Taksim'e cami, Gezi Parkı'na kışla
Cumhurbaşkanı Erdoğan, konuşmasında Taksim Gezi Parkı'na Topçu Kışlası'nı, Taksim Meydanı'nda maksemin bulunduğu alana bir selâtin camisi, AKM'nin arkasındaki alana da büyük bir opera binası inşa edeceklerini dile getirdi.
Büyük İstanbul Tarihi, İstanbul için attığımız adımların meyvelerinden biri
Tarih, kültür, sanat gibi alanlarda İstanbul'u beslemek, zenginleştirmek ve İstanbul'u anlatmak için önemli adımlar atılması gerektiğini söyleyen Erdoğan, "Bu adımları attık, atıyoruz. Bunların da meyvelerini yavaş yavaş almaya başladık. Büyük İstanbul Tarihi, bana göre işte bu meyvelerden biri. Siyasetten demografiye, toplumsal hayattan dinî hayata, iktisattan ulaşıma, eğitimden mimarîye kadar çok geniş bir yelpazesi olan bu eserin, kendi alanında bir model, bir ilham kaynağı oluşturacağına inanıyorum. Büyük İstanbul Tarihi, hem İstanbul hem şehir yarihçiliği hem de içerik zenginliğiyle bu alanda önemli bir boşluğu dolduracak kıymettedir" dedi.

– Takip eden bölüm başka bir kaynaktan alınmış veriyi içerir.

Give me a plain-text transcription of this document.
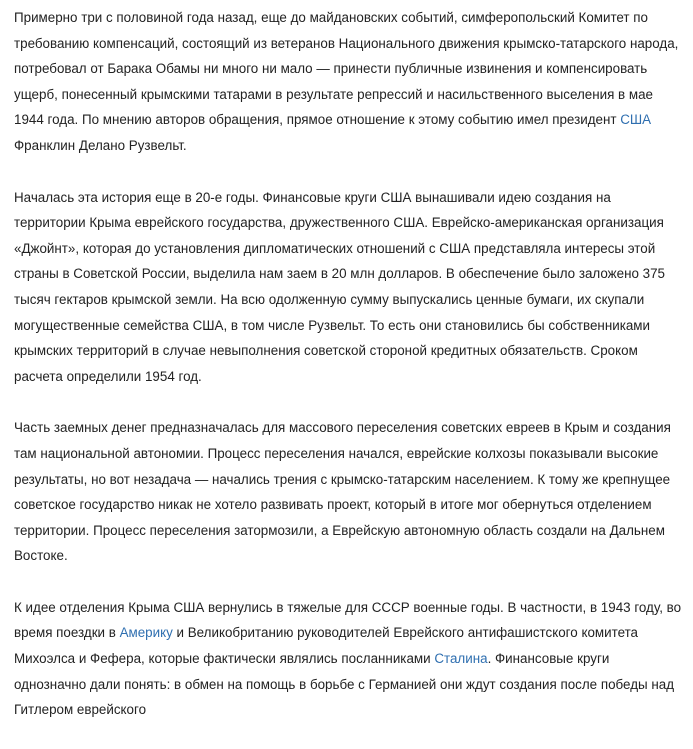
Примерно три с половиной года назад, еще до майдановских событий, симферопольский Комитет по требованию компенсаций, состоящий из ветеранов Национального движения крымско-татарского народа, потребовал от Барака Обамы ни много ни мало — принести публичные извинения и компенсировать ущерб, понесенный крымскими татарами в результате репрессий и насильственного выселения в мае 1944 года. По мнению авторов обращения, прямое отношение к этому событию имел президент США Франклин Делано Рузвельт.

Началась эта история еще в 20-е годы. Финансовые круги США вынашивали идею создания на территории Крыма еврейского государства, дружественного США. Еврейско-американская организация «Джойнт», которая до установления дипломатических отношений с США представляла интересы этой страны в Советской России, выделила нам заем в 20 млн долларов. В обеспечение было заложено 375 тысяч гектаров крымской земли. На всю одолженную сумму выпускались ценные бумаги, их скупали могущественные семейства США, в том числе Рузвельт. То есть они становились бы собственниками крымских территорий в случае невыполнения советской стороной кредитных обязательств. Сроком расчета определили 1954 год.

Часть заемных денег предназначалась для массового переселения советских евреев в Крым и создания там национальной автономии. Процесс переселения начался, еврейские колхозы показывали высокие результаты, но вот незадача — начались трения с крымско-татарским населением. К тому же крепнущее советское государство никак не хотело развивать проект, который в итоге мог обернуться отделением территории. Процесс переселения затормозили, а Еврейскую автономную область создали на Дальнем Востоке.

К идее отделения Крыма США вернулись в тяжелые для СССР военные годы. В частности, в 1943 году, во время поездки в Америку и Великобританию руководителей Еврейского антифашистского комитета Михоэлса и Фефера, которые фактически являлись посланниками Сталина. Финансовые круги однозначно дали понять: в обмен на помощь в борьбе с Германией они ждут создания после победы над Гитлером еврейского
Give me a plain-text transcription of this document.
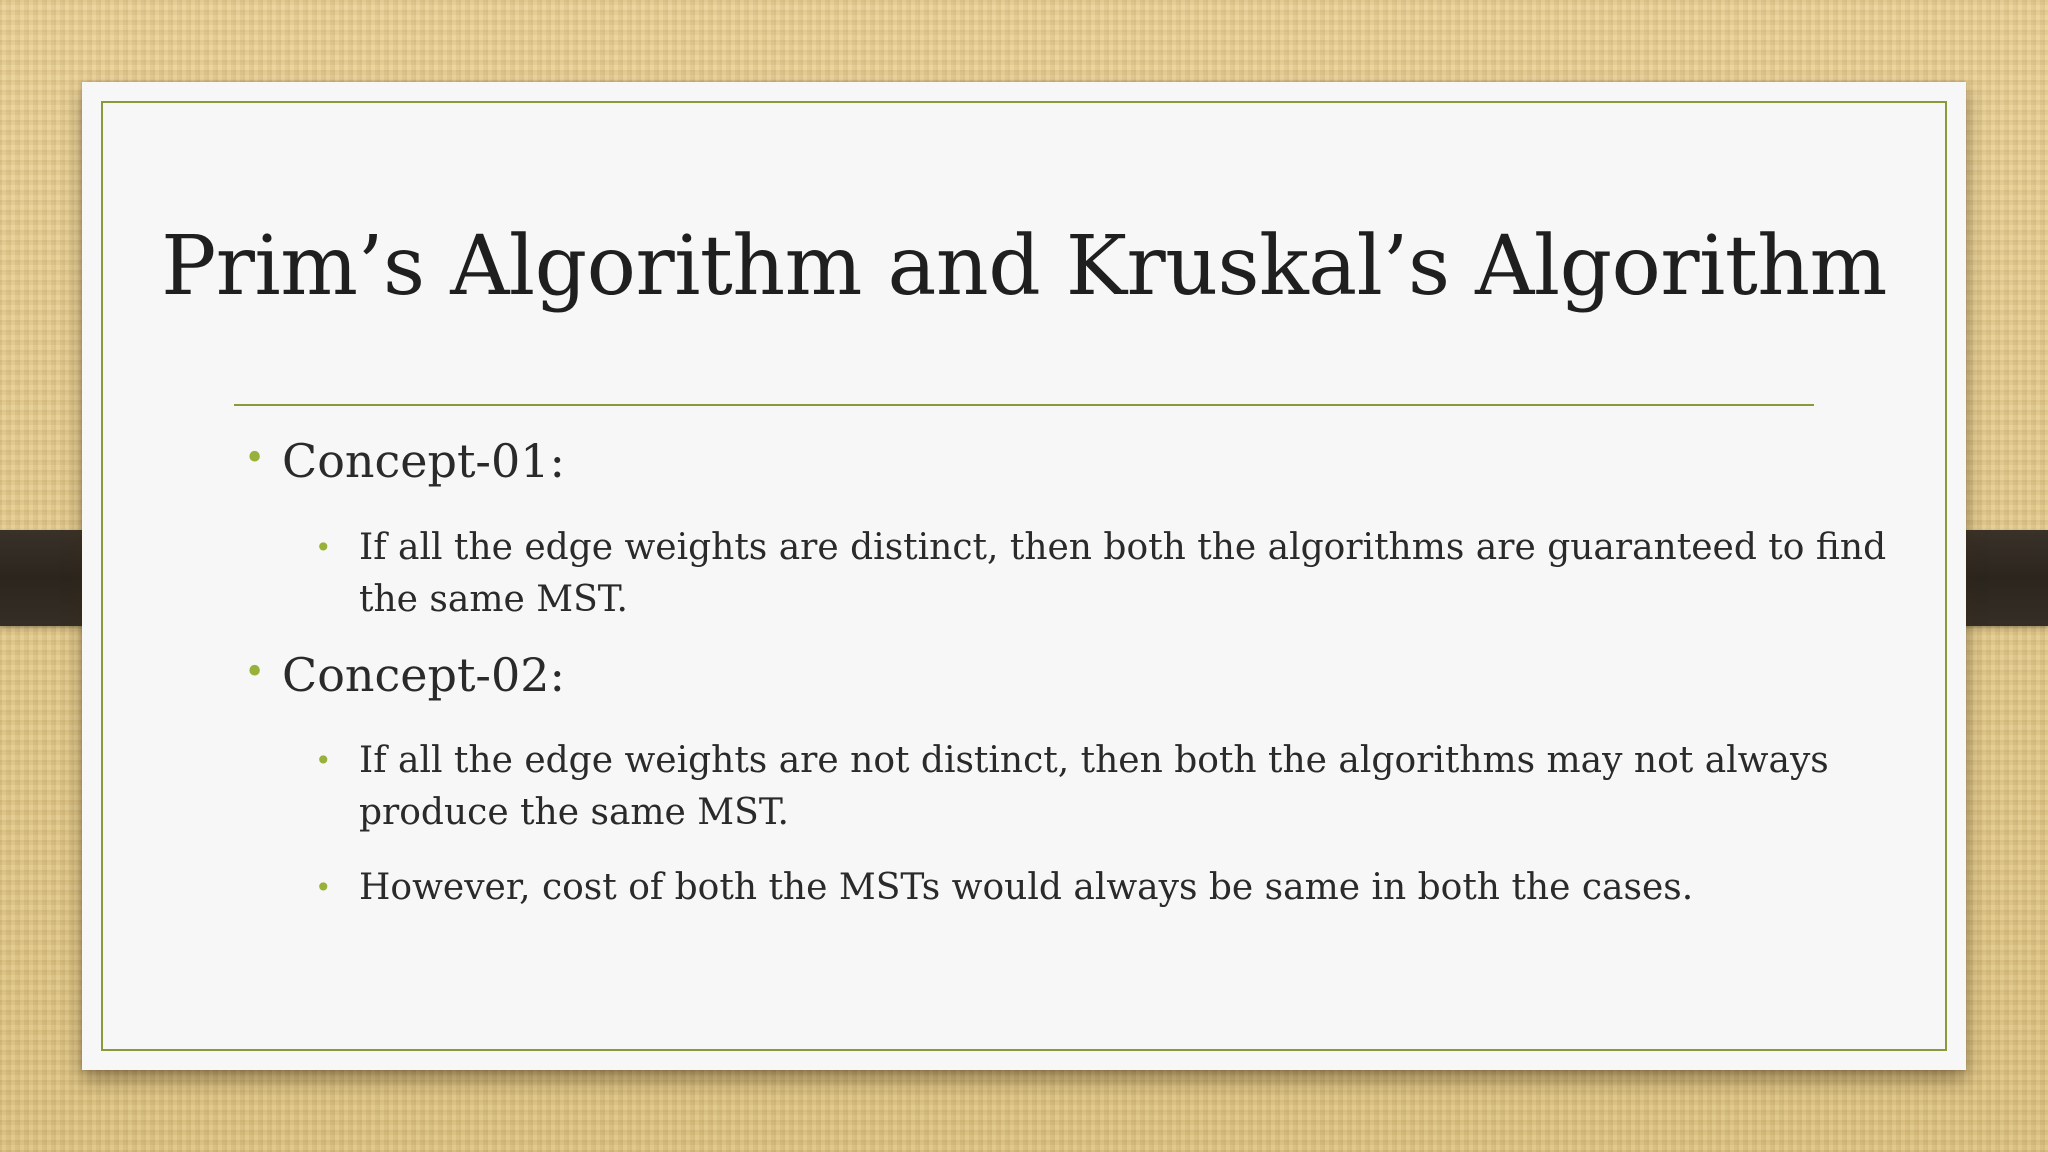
Prim’s Algorithm and Kruskal’s Algorithm
• Concept-01:
• If all the edge weights are distinct, then both the algorithms are guaranteed to find the same MST.
• Concept-02:
• If all the edge weights are not distinct, then both the algorithms may not always produce the same MST.
• However, cost of both the MSTs would always be same in both the cases.
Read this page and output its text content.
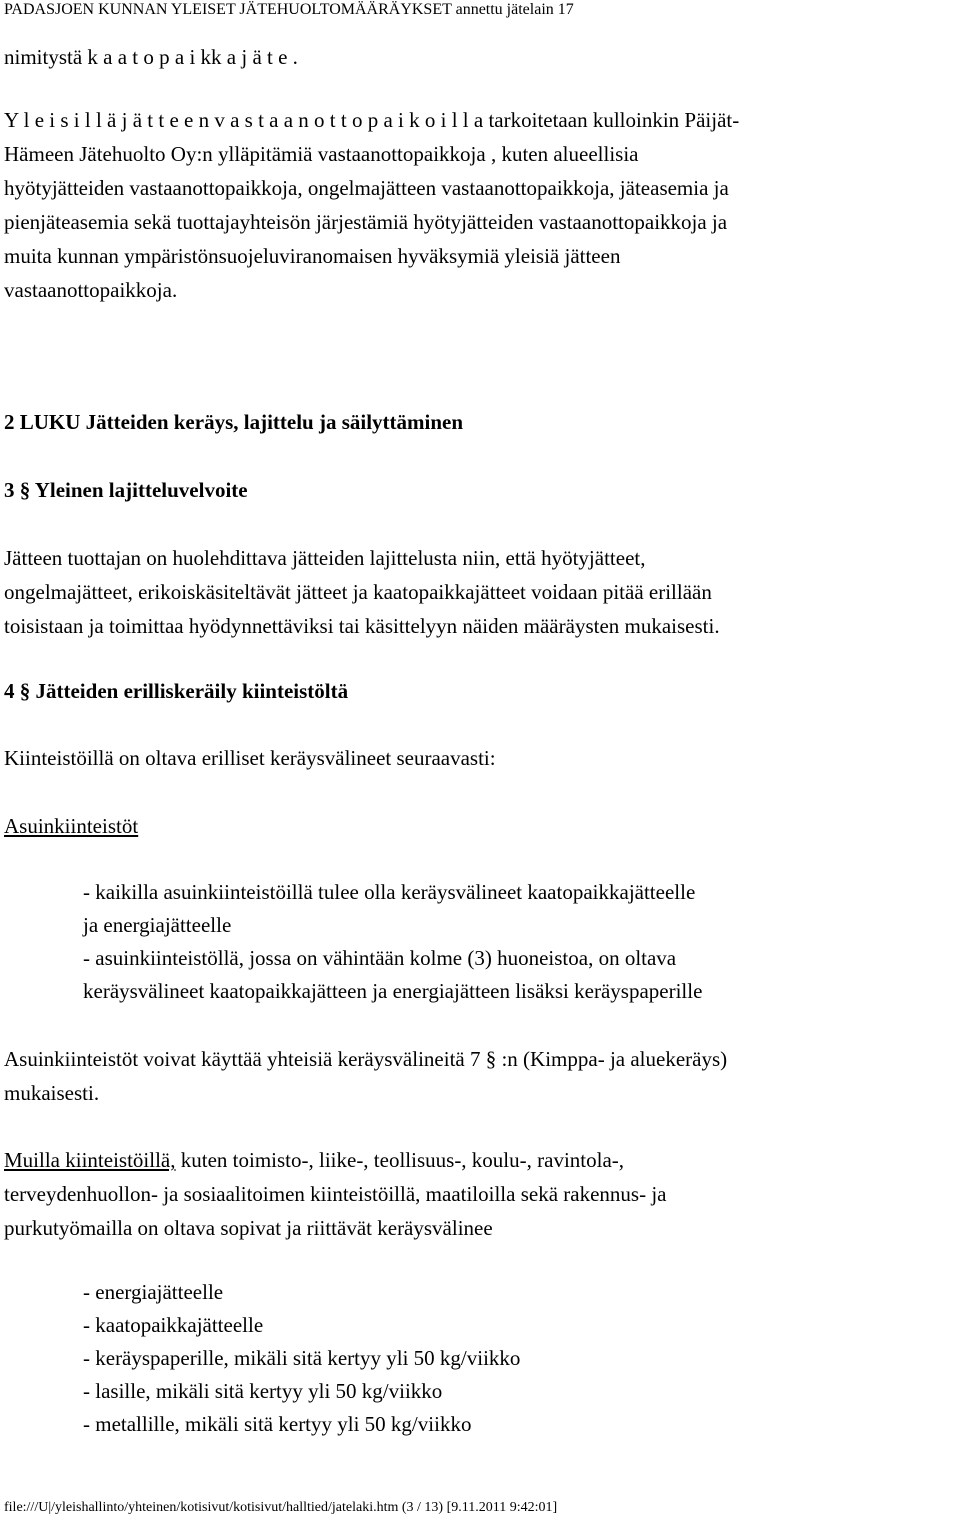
PADASJOEN KUNNAN YLEISET JÄTEHUOLTOMÄÄRÄYKSET annettu jätelain 17
nimitystä k a a t o p a i kk a j ä t e .
Y l e i s i l l ä j ä t t e e n v a s t a a n o t t o p a i k o i l l a tarkoitetaan kulloinkin Päijät-
Hämeen Jätehuolto Oy:n ylläpitämiä vastaanottopaikkoja , kuten alueellisia
hyötyjätteiden vastaanottopaikkoja, ongelmajätteen vastaanottopaikkoja, jäteasemia ja
pienjäteasemia sekä tuottajayhteisön järjestämiä hyötyjätteiden vastaanottopaikkoja ja
muita kunnan ympäristönsuojeluviranomaisen hyväksymiä yleisiä jätteen
vastaanottopaikkoja.
2 LUKU Jätteiden keräys, lajittelu ja säilyttäminen
3 § Yleinen lajitteluvelvoite
Jätteen tuottajan on huolehdittava jätteiden lajittelusta niin, että hyötyjätteet,
ongelmajätteet, erikoiskäsiteltävät jätteet ja kaatopaikkajätteet voidaan pitää erillään
toisistaan ja toimittaa hyödynnettäviksi tai käsittelyyn näiden määräysten mukaisesti.
4 § Jätteiden erilliskeräily kiinteistöltä
Kiinteistöillä on oltava erilliset keräysvälineet seuraavasti:
Asuinkiinteistöt
- kaikilla asuinkiinteistöillä tulee olla keräysvälineet kaatopaikkajätteelle
ja energiajätteelle
- asuinkiinteistöllä, jossa on vähintään kolme (3) huoneistoa, on oltava
keräysvälineet kaatopaikkajätteen ja energiajätteen lisäksi keräyspaperille
Asuinkiinteistöt voivat käyttää yhteisiä keräysvälineitä 7 § :n (Kimppa- ja aluekeräys)
mukaisesti.
Muilla kiinteistöillä, kuten toimisto-, liike-, teollisuus-, koulu-, ravintola-,
terveydenhuollon- ja sosiaalitoimen kiinteistöillä, maatiloilla sekä rakennus- ja
purkutyömailla on oltava sopivat ja riittävät keräysvälinee
- energiajätteelle
- kaatopaikkajätteelle
- keräyspaperille, mikäli sitä kertyy yli 50 kg/viikko
- lasille, mikäli sitä kertyy yli 50 kg/viikko
- metallille, mikäli sitä kertyy yli 50 kg/viikko
file:///U|/yleishallinto/yhteinen/kotisivut/kotisivut/halltied/jatelaki.htm (3 / 13) [9.11.2011 9:42:01]
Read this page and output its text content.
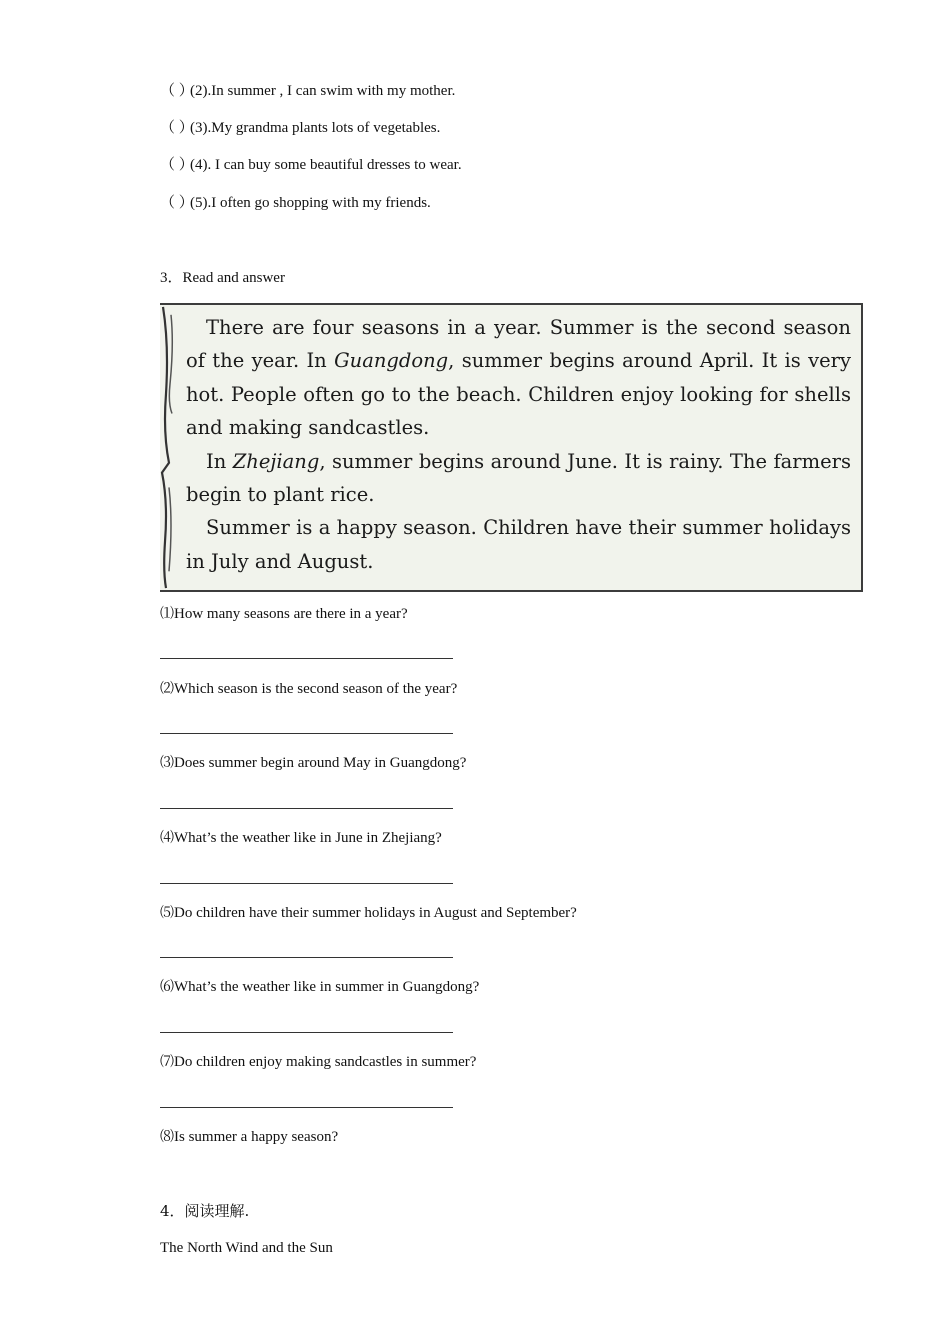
（ ）
(2).In summer , I can swim with my mother.
（ ）
(3).My grandma plants lots of vegetables.
（ ）
(4). I can buy some beautiful dresses to wear.
（ ）
(5).I often go shopping with my friends.
3．Read and answer

There are four seasons in a year. Summer is the second season of the year. In Guangdong, summer begins around April. It is very hot. People often go to the beach. Children enjoy looking for shells and making sandcastles.

In Zhejiang, summer begins around June. It is rainy. The farmers begin to plant rice.

Summer is a happy season. Children have their summer holidays in July and August.

⑴How many seasons are there in a year?
⑵Which season is the second season of the year?
⑶Does summer begin around May in Guangdong?
⑷What’s the weather like in June in Zhejiang?
⑸Do children have their summer holidays in August and September?
⑹What’s the weather like in summer in Guangdong?
⑺Do children enjoy making sandcastles in summer?
⑻Is summer a happy season?
4．阅读理解.
The North Wind and the Sun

Cumhurbaşkanı Erdoğan, konuşmasının ardından, Başbakan Yardımcısı Veysi Kaynak, Kültür ve Turizm Bakanı Nabi Avcı, İstanbul Valisi Vasip Şahin, İstanbul Büyükşehir Belediye Başkanı Kadir Topbaş, Proje Yöneticisi Prof. Dr. Mehmed Âkif Aydın, Proje Editörü Coşkun Yılmaz, Kültür A.Ş.'nin proje çalışmalarının başladığı dönemdeki Genel Müdürü İBB Başkan Danışmanı Sabri Dereli ve projeyi tamamlayıp hayata geçiren Kültür A.Ş. Genel Müdürü Nevzat Kütük'le beraber, Büyük İstanbul Tarihi'nin sahnedeki ciltlerini inceledi.
2000 Lira pahalı, 1500 Lira olsun
Sahnede 10 ciltlik eserin satış fiyatının 2 bin Lira olduğunu öğrenen Cumhurbaşkanı Erdoğan, "Belediye zaten bunu kâr amacıyla yapmış değil; bu bir hizmet amacıyladır" diyerek, Kültür A.Ş. Genel Müdürü Nevzat Kütük'e eserin maliyetini sordu. "Bin 300 Lira" karşılığını alan Erdoğan, "Maliyeti bin 300 Liraymış; bin 500 Liradan bu satılır" dedi. Erdoğan, 10 ciltlik eserin bir de özet baskısının yapılacağını bildirdi.
Tanıtım programının sonunda İstanbul Büyükşehir Belediye Başkanı Kadir Topbaş, Güney Koreli ressam Lee Yong Joo'nun kök boyalarla ipek üzerine resmettiği Erdoğan portresini Cumhurbaşkanı Erdoğan'a takdim etti.